— Я пешком пойду.
— Кате хочешь! — И стегнул Мерцхалу: — Аце, старина! Аце, поживей!
— Сынок, Рати, — говорит мне тетя Нато, — пригляди, родной, за чемоданами, да сохранит тебя бог для матери, да пошлет тебе много детей озарить смехом и радостью ваш дом!
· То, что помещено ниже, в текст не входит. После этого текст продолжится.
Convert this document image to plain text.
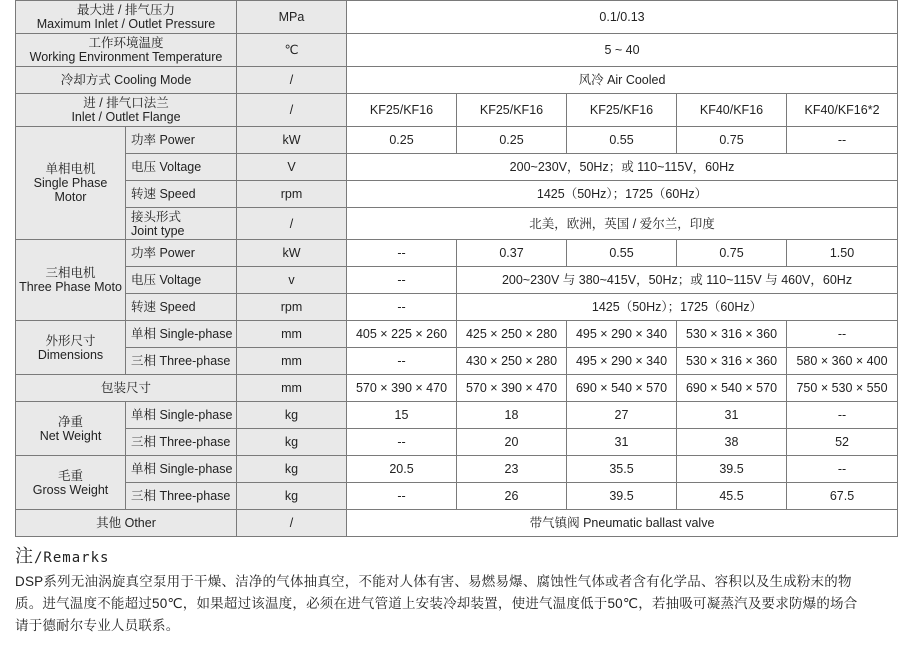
最大进 / 排气压力
Maximum Inlet / Outlet Pressure		MPa	0.1/0.13				
工作环境温度
Working Environment Temperature		℃	5 ~ 40				
冷却方式 Cooling Mode		/	风冷 Air Cooled				
进 / 排气口法兰
Inlet / Outlet Flange		/	KF25/KF16	KF25/KF16	KF25/KF16	KF40/KF16	KF40/KF16*2
单相电机
Single Phase
Motor	功率 Power	kW	0.25	0.25	0.55	0.75	--
	电压 Voltage	V	200~230V，50Hz；或 110~115V，60Hz				
	转速 Speed	rpm	1425（50Hz）；1725（60Hz）				
	接头形式
Joint type	/	北美，欧洲，英国 / 爱尔兰，印度				
三相电机
Three Phase Moto	功率 Power	kW	--	0.37	0.55	0.75	1.50
	电压 Voltage	v	--	200~230V 与 380~415V，50Hz；或 110~115V 与 460V，60Hz			
	转速 Speed	rpm	--	1425（50Hz）；1725（60Hz）			
外形尺寸
Dimensions	单相 Single-phase	mm	405 × 225 × 260	425 × 250 × 280	495 × 290 × 340	530 × 316 × 360	--
	三相 Three-phase	mm	--	430 × 250 × 280	495 × 290 × 340	530 × 316 × 360	580 × 360 × 400
包装尺寸		mm	570 × 390 × 470	570 × 390 × 470	690 × 540 × 570	690 × 540 × 570	750 × 530 × 550
净重
Net Weight	单相 Single-phase	kg	15	18	27	31	--
	三相 Three-phase	kg	--	20	31	38	52
毛重
Gross Weight	单相 Single-phase	kg	20.5	23	35.5	39.5	--
	三相 Three-phase	kg	--	26	39.5	45.5	67.5
其他 Other		/	带气镇阀 Pneumatic ballast valve				
注/Remarks
DSP系列无油涡旋真空泵用于干燥、洁净的气体抽真空，不能对人体有害、易燃易爆、腐蚀性气体或者含有化学品、容积以及生成粉末的物
质。进气温度不能超过50℃，如果超过该温度，必须在进气管道上安装冷却装置，使进气温度低于50℃，若抽吸可凝蒸汽及要求防爆的场合
请于德耐尔专业人员联系。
Думаешь, машину попутную не нашли бы? У тебя легкая рука, потому и попросила подвезти Дато. Понимаешь, о чем я толкую?
— Понимаю, чего тут не понимать!.. Тетя Нато, присмотри за нашими малышами, пока мама с фермы вернется, — не скатились бы во сне на пол…
Проехал я немного, а когда дорога свернула за чей-то плетень, остановил Мерцхалу. Дожидаюсь Дато. Жду его, жду — не видно! Затылок заныл, столько раз оборачивался, все выглядывал его. Наконец показались Дато с матерью, идут, будто гуляют, будто поезд без Дато не посмеет отойти.
— Прибавь ходу, Дато!
— Ладно, успеем!
— Ну и народ! С кем я связался! Может, еще тише пойдешь?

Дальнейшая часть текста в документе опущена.